The FAQ says don’t use the service if you have a pet that has access to the front door.

They can’t make the recipient accept all of the liability. But they’re pretty clearly defining the task as open the front door, put the package inside, close the front door.

And they’re going to make sure that there’s a camera filming that entire sequence. The rules of the program also require that the camera be within 25 feet of the front door and aimed at it.

In this sense, the Amazon offering is much more limited than Walmart, because with Walmart the person actually comes into your house and puts your groceries away.

“Think about that — someone else does the shopping for you AND puts it all away,” Sloan Eddleston, vice president of Walmart eCommerce Strategy & Business Operations, wrote in a blog post Friday.
“As the homeowner, I’m in control of the experience the entire time,” he added. “I’m watching the entire process from start to finish from my home security cameras. As I watch the associate exit my front door, I even receive confirmation that my door has automatically been locked.”

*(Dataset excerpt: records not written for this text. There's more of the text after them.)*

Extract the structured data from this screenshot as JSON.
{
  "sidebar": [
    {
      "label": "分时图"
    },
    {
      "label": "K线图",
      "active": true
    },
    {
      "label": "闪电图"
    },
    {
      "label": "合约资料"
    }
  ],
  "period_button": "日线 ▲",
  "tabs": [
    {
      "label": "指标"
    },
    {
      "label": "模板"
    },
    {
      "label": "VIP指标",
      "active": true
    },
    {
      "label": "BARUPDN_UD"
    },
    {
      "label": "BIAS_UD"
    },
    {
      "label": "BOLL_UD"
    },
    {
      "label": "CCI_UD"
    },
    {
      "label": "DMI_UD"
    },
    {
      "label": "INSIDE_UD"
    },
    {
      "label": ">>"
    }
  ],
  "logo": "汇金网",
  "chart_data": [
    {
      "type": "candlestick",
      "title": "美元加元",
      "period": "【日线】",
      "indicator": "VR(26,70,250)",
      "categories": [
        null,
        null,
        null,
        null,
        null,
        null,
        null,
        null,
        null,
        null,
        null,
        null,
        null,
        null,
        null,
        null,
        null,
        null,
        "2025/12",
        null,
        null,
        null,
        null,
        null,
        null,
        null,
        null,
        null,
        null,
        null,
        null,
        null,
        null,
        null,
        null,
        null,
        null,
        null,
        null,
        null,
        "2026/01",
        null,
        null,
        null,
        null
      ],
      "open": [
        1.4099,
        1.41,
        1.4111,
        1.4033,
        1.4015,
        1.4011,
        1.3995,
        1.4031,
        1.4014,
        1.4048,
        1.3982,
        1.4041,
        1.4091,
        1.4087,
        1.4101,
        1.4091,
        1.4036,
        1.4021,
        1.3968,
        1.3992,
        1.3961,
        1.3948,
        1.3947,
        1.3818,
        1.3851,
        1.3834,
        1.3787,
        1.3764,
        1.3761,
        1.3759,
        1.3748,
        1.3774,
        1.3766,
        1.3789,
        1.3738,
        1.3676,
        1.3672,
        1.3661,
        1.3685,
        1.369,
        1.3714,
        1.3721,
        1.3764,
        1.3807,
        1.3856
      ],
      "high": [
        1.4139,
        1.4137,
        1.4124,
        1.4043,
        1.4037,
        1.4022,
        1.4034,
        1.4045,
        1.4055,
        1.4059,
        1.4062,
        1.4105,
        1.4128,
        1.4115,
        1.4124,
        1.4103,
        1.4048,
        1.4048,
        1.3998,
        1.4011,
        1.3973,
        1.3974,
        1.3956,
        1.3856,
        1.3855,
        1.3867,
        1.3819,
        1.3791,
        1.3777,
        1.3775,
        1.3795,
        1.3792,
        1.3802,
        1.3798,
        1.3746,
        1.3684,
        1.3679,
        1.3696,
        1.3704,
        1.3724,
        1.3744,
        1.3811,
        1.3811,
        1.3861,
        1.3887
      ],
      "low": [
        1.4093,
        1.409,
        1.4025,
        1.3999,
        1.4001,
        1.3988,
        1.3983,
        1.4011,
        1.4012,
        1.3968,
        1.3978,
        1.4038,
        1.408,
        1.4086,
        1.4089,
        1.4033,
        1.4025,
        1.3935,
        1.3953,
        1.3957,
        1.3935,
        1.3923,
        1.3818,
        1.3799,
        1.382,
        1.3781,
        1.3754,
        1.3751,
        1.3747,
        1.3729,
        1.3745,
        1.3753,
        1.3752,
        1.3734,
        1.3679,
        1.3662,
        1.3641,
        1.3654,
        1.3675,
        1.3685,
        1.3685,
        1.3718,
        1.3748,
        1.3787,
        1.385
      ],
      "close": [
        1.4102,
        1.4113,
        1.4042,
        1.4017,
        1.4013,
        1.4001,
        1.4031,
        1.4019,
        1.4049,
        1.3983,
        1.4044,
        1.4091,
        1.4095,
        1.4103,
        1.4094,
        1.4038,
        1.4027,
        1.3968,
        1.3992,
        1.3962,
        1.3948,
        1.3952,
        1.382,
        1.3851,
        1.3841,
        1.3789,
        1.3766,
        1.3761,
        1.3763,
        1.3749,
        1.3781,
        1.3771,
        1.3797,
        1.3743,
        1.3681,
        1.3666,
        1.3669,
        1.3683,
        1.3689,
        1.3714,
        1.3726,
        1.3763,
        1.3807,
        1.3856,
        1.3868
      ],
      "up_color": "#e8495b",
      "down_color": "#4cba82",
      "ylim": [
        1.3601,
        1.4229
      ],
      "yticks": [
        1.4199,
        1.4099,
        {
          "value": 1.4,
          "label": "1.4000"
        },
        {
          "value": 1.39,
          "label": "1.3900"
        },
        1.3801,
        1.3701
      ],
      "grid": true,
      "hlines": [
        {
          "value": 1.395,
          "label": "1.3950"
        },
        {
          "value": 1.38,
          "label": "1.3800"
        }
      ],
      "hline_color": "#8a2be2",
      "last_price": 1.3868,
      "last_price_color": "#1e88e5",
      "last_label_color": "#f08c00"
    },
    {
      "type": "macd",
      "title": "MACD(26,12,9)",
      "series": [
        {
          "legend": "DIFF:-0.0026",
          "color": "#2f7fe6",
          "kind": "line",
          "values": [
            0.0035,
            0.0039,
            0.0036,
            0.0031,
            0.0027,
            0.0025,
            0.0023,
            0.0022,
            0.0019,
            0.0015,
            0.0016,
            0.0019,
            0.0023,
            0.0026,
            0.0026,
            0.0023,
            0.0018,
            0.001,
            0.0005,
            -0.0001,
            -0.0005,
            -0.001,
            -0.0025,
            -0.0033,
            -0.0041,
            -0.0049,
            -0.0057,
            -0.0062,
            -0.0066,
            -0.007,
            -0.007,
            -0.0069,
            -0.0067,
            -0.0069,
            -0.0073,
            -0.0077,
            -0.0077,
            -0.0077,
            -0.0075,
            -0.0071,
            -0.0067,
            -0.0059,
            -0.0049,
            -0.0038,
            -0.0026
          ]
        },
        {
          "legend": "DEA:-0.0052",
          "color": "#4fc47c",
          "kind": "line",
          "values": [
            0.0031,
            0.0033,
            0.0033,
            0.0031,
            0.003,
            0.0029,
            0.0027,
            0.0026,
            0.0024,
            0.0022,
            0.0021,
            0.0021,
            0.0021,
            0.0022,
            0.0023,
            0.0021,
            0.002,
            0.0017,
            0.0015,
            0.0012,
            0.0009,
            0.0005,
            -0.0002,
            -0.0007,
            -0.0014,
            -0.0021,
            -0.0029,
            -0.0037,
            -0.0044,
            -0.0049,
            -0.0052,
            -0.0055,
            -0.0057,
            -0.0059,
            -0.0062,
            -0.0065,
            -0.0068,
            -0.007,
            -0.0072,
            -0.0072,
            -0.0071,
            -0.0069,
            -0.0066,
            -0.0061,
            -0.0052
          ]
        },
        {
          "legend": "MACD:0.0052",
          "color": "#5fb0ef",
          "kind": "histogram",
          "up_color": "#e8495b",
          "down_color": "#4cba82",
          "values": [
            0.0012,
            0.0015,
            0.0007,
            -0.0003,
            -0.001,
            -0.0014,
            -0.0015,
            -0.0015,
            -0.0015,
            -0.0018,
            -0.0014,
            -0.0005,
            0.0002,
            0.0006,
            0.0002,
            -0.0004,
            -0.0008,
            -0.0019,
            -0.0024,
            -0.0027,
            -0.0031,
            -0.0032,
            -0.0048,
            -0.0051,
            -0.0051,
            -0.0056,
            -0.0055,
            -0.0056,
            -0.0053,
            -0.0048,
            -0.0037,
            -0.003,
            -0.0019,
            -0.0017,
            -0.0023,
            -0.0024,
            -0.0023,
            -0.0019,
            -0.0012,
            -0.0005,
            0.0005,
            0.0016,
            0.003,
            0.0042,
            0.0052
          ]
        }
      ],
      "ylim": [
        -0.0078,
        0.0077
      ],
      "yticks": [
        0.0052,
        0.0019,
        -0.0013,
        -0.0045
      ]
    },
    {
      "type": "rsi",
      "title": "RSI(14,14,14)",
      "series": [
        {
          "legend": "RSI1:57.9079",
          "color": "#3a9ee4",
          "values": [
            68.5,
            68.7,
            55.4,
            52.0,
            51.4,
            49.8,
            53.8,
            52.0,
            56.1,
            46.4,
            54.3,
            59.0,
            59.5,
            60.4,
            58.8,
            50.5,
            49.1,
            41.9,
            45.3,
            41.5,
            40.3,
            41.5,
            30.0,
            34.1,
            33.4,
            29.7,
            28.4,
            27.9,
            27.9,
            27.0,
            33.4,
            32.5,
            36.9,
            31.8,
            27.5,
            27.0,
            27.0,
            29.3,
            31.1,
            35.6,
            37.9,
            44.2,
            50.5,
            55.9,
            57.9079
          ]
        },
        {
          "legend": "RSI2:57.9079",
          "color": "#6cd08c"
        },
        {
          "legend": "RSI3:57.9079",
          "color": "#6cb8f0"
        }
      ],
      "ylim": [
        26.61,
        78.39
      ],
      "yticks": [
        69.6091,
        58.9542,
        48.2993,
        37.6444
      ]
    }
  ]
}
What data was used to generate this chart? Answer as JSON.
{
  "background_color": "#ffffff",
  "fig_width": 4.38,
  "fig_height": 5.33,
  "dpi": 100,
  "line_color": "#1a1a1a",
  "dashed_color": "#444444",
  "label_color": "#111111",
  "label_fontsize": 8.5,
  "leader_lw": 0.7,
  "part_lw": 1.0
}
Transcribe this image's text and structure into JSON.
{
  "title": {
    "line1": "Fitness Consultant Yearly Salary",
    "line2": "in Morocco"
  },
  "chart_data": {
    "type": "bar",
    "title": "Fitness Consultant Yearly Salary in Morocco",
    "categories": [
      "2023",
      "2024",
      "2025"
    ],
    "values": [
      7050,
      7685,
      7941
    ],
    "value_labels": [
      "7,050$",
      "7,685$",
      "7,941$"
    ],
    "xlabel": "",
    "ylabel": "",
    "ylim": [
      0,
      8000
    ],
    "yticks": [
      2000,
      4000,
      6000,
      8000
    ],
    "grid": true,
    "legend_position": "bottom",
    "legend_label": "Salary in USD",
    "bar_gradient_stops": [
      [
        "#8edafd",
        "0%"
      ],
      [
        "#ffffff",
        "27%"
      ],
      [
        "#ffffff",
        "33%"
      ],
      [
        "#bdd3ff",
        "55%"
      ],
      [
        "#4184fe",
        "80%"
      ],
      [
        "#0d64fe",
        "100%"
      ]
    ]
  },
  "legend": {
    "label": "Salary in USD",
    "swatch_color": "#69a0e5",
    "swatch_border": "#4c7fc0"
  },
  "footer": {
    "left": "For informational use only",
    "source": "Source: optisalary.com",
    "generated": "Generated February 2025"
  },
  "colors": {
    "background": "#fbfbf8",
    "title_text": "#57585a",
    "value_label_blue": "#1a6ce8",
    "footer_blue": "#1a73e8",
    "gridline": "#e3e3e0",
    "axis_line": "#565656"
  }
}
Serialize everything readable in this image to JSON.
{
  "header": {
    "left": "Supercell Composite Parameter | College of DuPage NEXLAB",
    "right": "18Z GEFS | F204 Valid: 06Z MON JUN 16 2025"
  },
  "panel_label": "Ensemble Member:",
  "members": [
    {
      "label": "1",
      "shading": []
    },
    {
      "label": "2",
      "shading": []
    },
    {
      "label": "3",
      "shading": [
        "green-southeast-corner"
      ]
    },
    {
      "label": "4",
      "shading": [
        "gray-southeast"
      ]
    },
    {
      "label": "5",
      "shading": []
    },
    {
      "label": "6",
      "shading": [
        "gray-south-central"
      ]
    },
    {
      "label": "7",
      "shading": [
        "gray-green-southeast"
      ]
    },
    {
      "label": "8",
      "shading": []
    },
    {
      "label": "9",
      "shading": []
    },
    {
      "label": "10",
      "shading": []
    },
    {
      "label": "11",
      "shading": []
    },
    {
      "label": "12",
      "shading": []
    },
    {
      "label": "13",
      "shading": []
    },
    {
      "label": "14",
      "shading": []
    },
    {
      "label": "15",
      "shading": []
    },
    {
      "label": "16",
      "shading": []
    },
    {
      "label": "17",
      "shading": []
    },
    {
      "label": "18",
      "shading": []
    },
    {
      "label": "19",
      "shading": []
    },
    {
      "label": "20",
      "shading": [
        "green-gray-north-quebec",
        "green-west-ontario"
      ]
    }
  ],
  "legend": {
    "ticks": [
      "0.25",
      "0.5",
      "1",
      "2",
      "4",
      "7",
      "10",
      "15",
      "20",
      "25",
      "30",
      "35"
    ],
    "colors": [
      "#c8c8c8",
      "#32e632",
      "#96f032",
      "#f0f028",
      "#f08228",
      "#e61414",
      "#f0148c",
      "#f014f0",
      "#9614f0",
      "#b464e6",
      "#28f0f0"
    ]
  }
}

My concern is that at the very least the Walmart person is seeing a lot more of my home than the Amazon person. If your house is designed with a vestibule or a mudroom, the Amazon person would see very little. Especially since as designed the Amazon person is not supposed to actually come into the house. Just open the door, put the package inside, and close the door again.

It will be interesting to see how both of these offerings do and how many people sign up for them. :sunglasses:


Sure, if you’re using a casino type system. But that requires another person on the other end, which increases Amazon’s costs. That’s 20th century technology. :wink:

In the 21st-century, facial recognition is automated as with the netatmo welcome camera , but then that requires a previous scan of that specific person.